Next-generation sequencing (NGS) techniques have been used to generate various molecular maps including genomes, epigenomes, and transcriptomes. Transcriptomes from a given cell population can be profiled via RNA-seq. However, there is no simple way to assess the characteristics of RNA-seq data systematically. In this study, researchers from Dankook University provide a simple method that can intuitively evaluate RNA-seq data using two different principal component analysis (PCA) plots. The gene expression PCA plot provides insights into the association between samples, while the transcript integrity number (TIN) score plot provides a quality map of given RNA-seq data. With this approach, they found that RNA-seq datasets deposited in public repositories often contain a few low-quality RNA-seq data that can lead to misinterpretations. The effect of sampling errors for differentially expressed gene (DEG) analysis was evaluated with ten RNA-seq data from invasive ductal carcinoma tissues and three RNA-seq data from adjacent normal tissues taken from a Korean breast cancer patient. The evaluation demonstrated that sampling errors, which select samples that do not represent a given population, can lead to different interpretations when conducting the DEG analysis. Therefore, the proposed approach can be used to avoid sampling errors prior to RNA-seq data analysis.

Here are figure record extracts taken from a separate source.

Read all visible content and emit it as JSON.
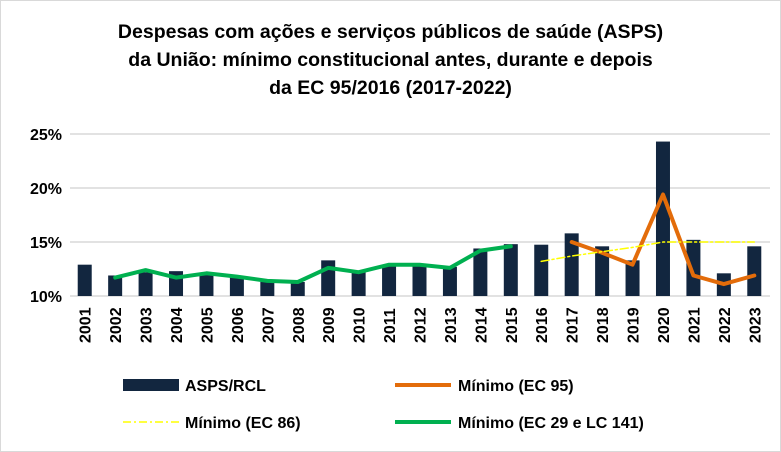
{
  "chart_data": {
    "type": "bar",
    "title_lines": [
      "Despesas com ações e serviços públicos de saúde (ASPS)",
      "da União: mínimo constitucional antes, durante e depois",
      "da EC 95/2016 (2017-2022)"
    ],
    "xlabel": "",
    "ylabel": "",
    "ylim": [
      10,
      25
    ],
    "yticks": [
      "10%",
      "15%",
      "20%",
      "25%"
    ],
    "ytick_values": [
      10,
      15,
      20,
      25
    ],
    "grid": true,
    "legend_placement": "bottom",
    "categories": [
      "2001",
      "2002",
      "2003",
      "2004",
      "2005",
      "2006",
      "2007",
      "2008",
      "2009",
      "2010",
      "2011",
      "2012",
      "2013",
      "2014",
      "2015",
      "2016",
      "2017",
      "2018",
      "2019",
      "2020",
      "2021",
      "2022",
      "2023"
    ],
    "series": [
      {
        "name": "ASPS/RCL",
        "kind": "bar",
        "color": "#12263f",
        "values": [
          12.9,
          11.9,
          12.2,
          12.3,
          12.1,
          11.8,
          11.3,
          11.3,
          13.3,
          12.2,
          12.9,
          12.9,
          12.7,
          14.4,
          14.8,
          14.75,
          15.8,
          14.6,
          13.3,
          24.3,
          15.2,
          12.1,
          14.6
        ]
      },
      {
        "name": "Mínimo (EC 95)",
        "kind": "line",
        "color": "#e36c0a",
        "values": [
          null,
          null,
          null,
          null,
          null,
          null,
          null,
          null,
          null,
          null,
          null,
          null,
          null,
          null,
          null,
          null,
          15.0,
          14.0,
          12.9,
          19.4,
          11.9,
          11.1,
          11.9
        ]
      },
      {
        "name": "Mínimo (EC 86)",
        "kind": "dashdot",
        "color": "#ffff00",
        "values": [
          null,
          null,
          null,
          null,
          null,
          null,
          null,
          null,
          null,
          null,
          null,
          null,
          null,
          null,
          null,
          13.2,
          13.7,
          14.1,
          14.5,
          15.0,
          15.0,
          15.0,
          15.0
        ]
      },
      {
        "name": "Mínimo (EC 29 e LC 141)",
        "kind": "line",
        "color": "#00b050",
        "values": [
          null,
          11.7,
          12.4,
          11.7,
          12.1,
          11.8,
          11.4,
          11.3,
          12.6,
          12.2,
          12.9,
          12.9,
          12.6,
          14.2,
          14.6,
          null,
          null,
          null,
          null,
          null,
          null,
          null,
          null
        ]
      }
    ]
  }
}
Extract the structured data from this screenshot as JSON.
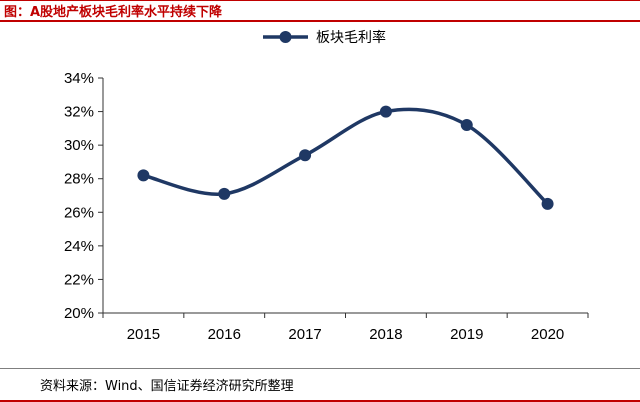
{
  "header": {
    "title": "图：A股地产板块毛利率水平持续下降"
  },
  "footer": {
    "source": "资料来源：Wind、国信证券经济研究所整理"
  },
  "colors": {
    "series": "#1f3864",
    "title": "#c00000",
    "axis": "#333333",
    "text": "#000000"
  },
  "chart_data": {
    "type": "line",
    "title": "",
    "xlabel": "",
    "ylabel": "",
    "categories": [
      "2015",
      "2016",
      "2017",
      "2018",
      "2019",
      "2020"
    ],
    "series": [
      {
        "name": "板块毛利率",
        "values": [
          28.2,
          27.1,
          29.4,
          32.0,
          31.2,
          26.5
        ]
      }
    ],
    "ylim": [
      20,
      34
    ],
    "yticks": [
      20,
      22,
      24,
      26,
      28,
      30,
      32,
      34
    ],
    "ytick_labels": [
      "20%",
      "22%",
      "24%",
      "26%",
      "28%",
      "30%",
      "32%",
      "34%"
    ],
    "smooth": true,
    "markers": "circle",
    "grid": false,
    "legend": "top-center"
  }
}
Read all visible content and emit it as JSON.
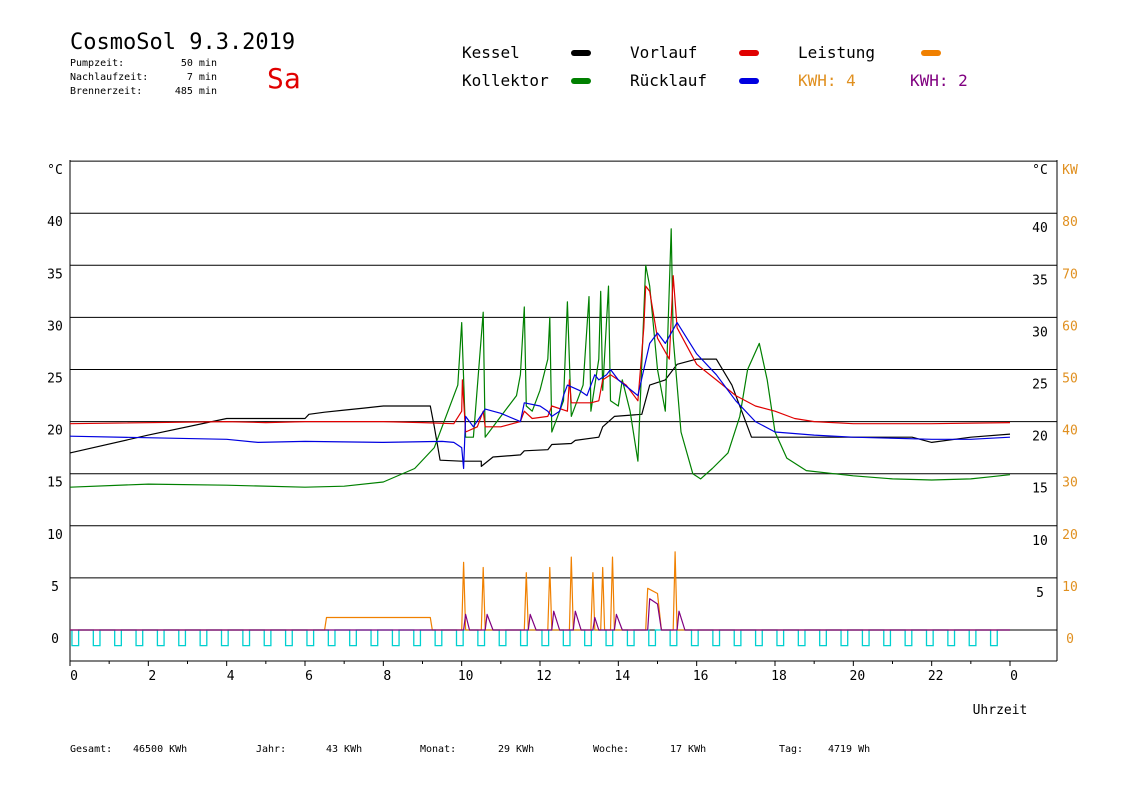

Systematic evaluation of RNA-seq data
(a) PCA plots of RNA-seq data show the characteristics of samples according to gene expression (FPKM) levels (left) and RNA quality (TIN score). Each dot indicates a sample. (b) Boxplot indicates the RNA quality of samples according to the TIN scores. A thick line (black) within the box marks the mean. (c) Genome browser snapshots of mapped read densities are shown using integrative genomics viewer (IGV). FPKM, fragments per kilobase of transcript per million mapped reads; TIN, transcript integrity number.